Why is Normalization causing my network to have exploding gradients in training?


I've built a network (In Pytorch) that performs well for image restoration purposes. I'm using an autoencoder with a Resnet50 encoder backbone, however, I am only using a batch size of 1. I'm experimenting with some frequency domain stuff that only allows me to process one image at a time.

I have found that my network performs reasonably well, however, it only behaves well if I remove all batch normalization from the network. Now of course batch norm is useless for a batch size of 1 so I switched over to group norm, designed for this purpose. However, even with group norm, my gradient explodes. The training can go very well for 20 - 100 epochs and then game over. Sometimes it recovers and explodes again.

I should also say that in training, every new image fed in is given a wildly different amount of noise to train for random noise amounts. This has been done before but perhaps coupled with a batch size of 1 it could be problematic.
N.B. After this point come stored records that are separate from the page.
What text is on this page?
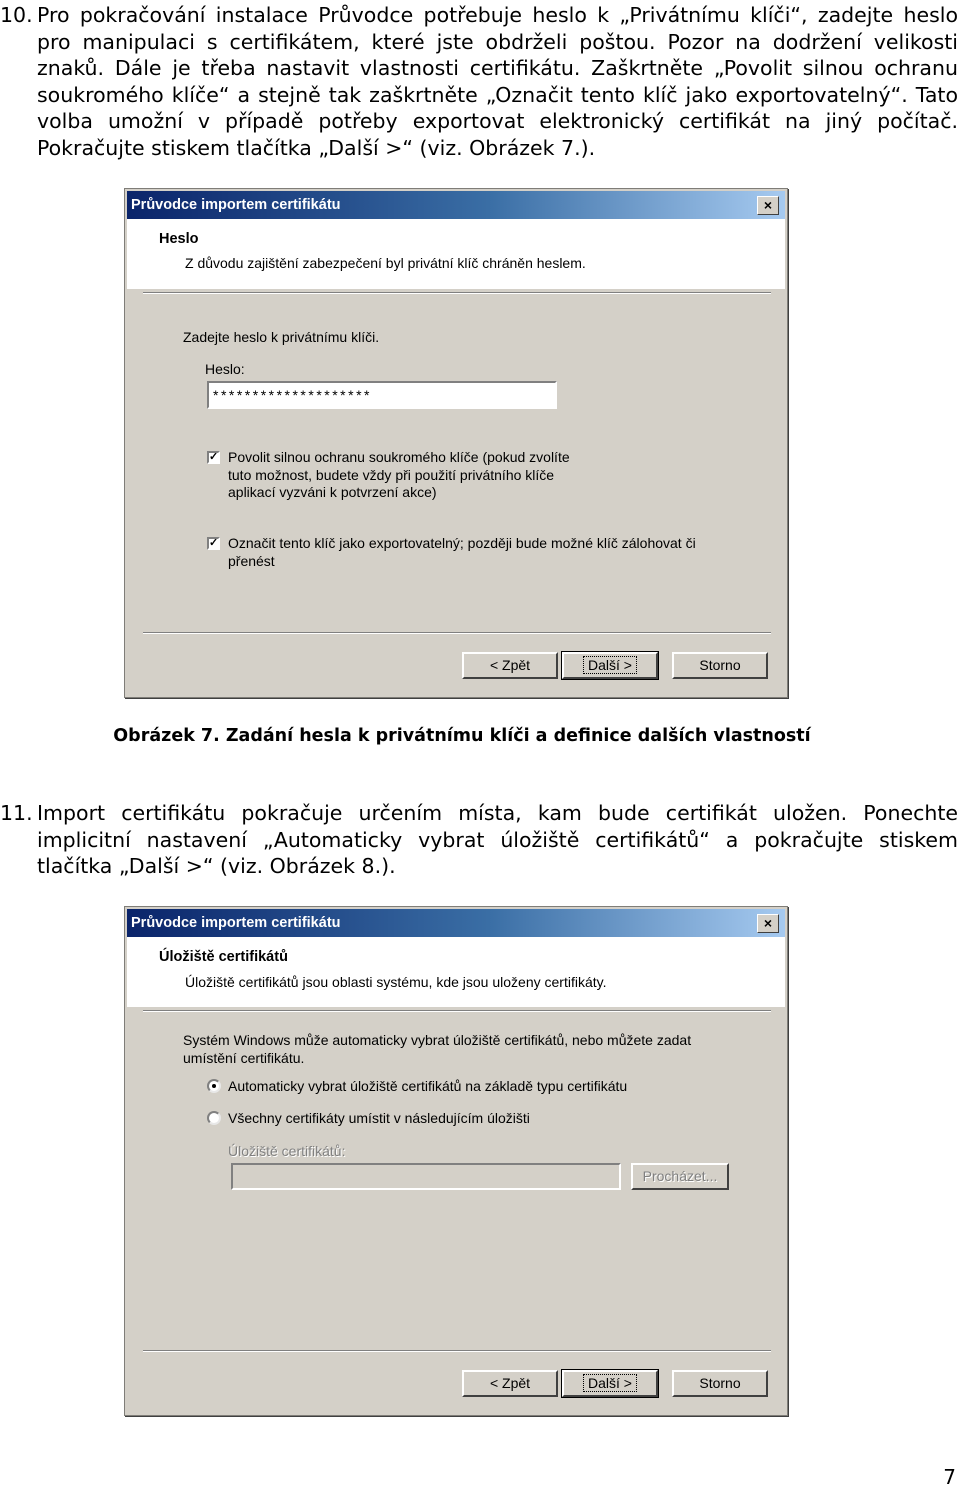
10. Pro pokračování instalace Průvodce potřebuje heslo k „Privátnímu klíči“, zadejte heslo pro manipulaci s certifikátem, které jste obdrželi poštou. Pozor na dodržení velikosti znaků. Dále je třeba nastavit vlastnosti certifikátu. Zaškrtněte „Povolit silnou ochranu soukromého klíče“ a stejně tak zaškrtněte „Označit tento klíč jako exportovatelný“. Tato volba umožní v případě potřeby exportovat elektronický certifikát na jiný počítač. Pokračujte stiskem tlačítka „Další >“ (viz. Obrázek 7.).
Průvodce importem certifikátu	×
Heslo
Z důvodu zajištění zabezpečení byl privátní klíč chráněn heslem.
Zadejte heslo k privátnímu klíči.
Heslo:
********************
✓ Povolit silnou ochranu soukromého klíče (pokud zvolíte tuto možnost, budete vždy při použití privátního klíče aplikací vyzváni k potvrzení akce)
✓ Označit tento klíč jako exportovatelný; později bude možné klíč zálohovat či přenést
< Zpět	Další >	Storno
Obrázek 7. Zadání hesla k privátnímu klíči a definice dalších vlastností
11. Import certifikátu pokračuje určením místa, kam bude certifikát uložen. Ponechte implicitní nastavení „Automaticky vybrat úložiště certifikátů“ a pokračujte stiskem tlačítka „Další >“ (viz. Obrázek 8.).
Průvodce importem certifikátu	×
Úložiště certifikátů
Úložiště certifikátů jsou oblasti systému, kde jsou uloženy certifikáty.
Systém Windows může automaticky vybrat úložiště certifikátů, nebo můžete zadat umístění certifikátu.
Automaticky vybrat úložiště certifikátů na základě typu certifikátu
Všechny certifikáty umístit v následujícím úložišti
Úložiště certifikátů:
Procházet...
< Zpět	Další >	Storno
7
I'm scratching my head at this one and I'm wondering if anyone has suggestions. I've dialed in my learning rate and clipped the max gradients but this isn't really solving the actual issue. I can post some code but I'm not sure where to start and hoping someone could give me a theory. Any ideas? Thanks!


Solution

  • To answer my own question, my network was unstable in training because a batch size of 1 makes the data too different from batch to batch. Or as the papers like to put it, too high an internal covariate shift.

    Not only were my images drawn from a very large varied dataset, but they were also rotated and flipped randomly. As well as this, random Gaussain of noise between 0 and 30 was chosen for each image, so one image may have little to no noise while the next may be barely distinguisable in some cases. Or as the papers like to put it, too high an internal covariate shift.

    In the above question I mentioned group norm - my network is complex and some of the code is adapted from other work. There were still batch norm functions hidden in my code that I missed. I removed them. I'm still not sure why BN made things worse.

    Following this I reimplemented group norm with groups of size=32 and things are training much more nicely now.

    In short removing the extra BN and adding Group norm helped.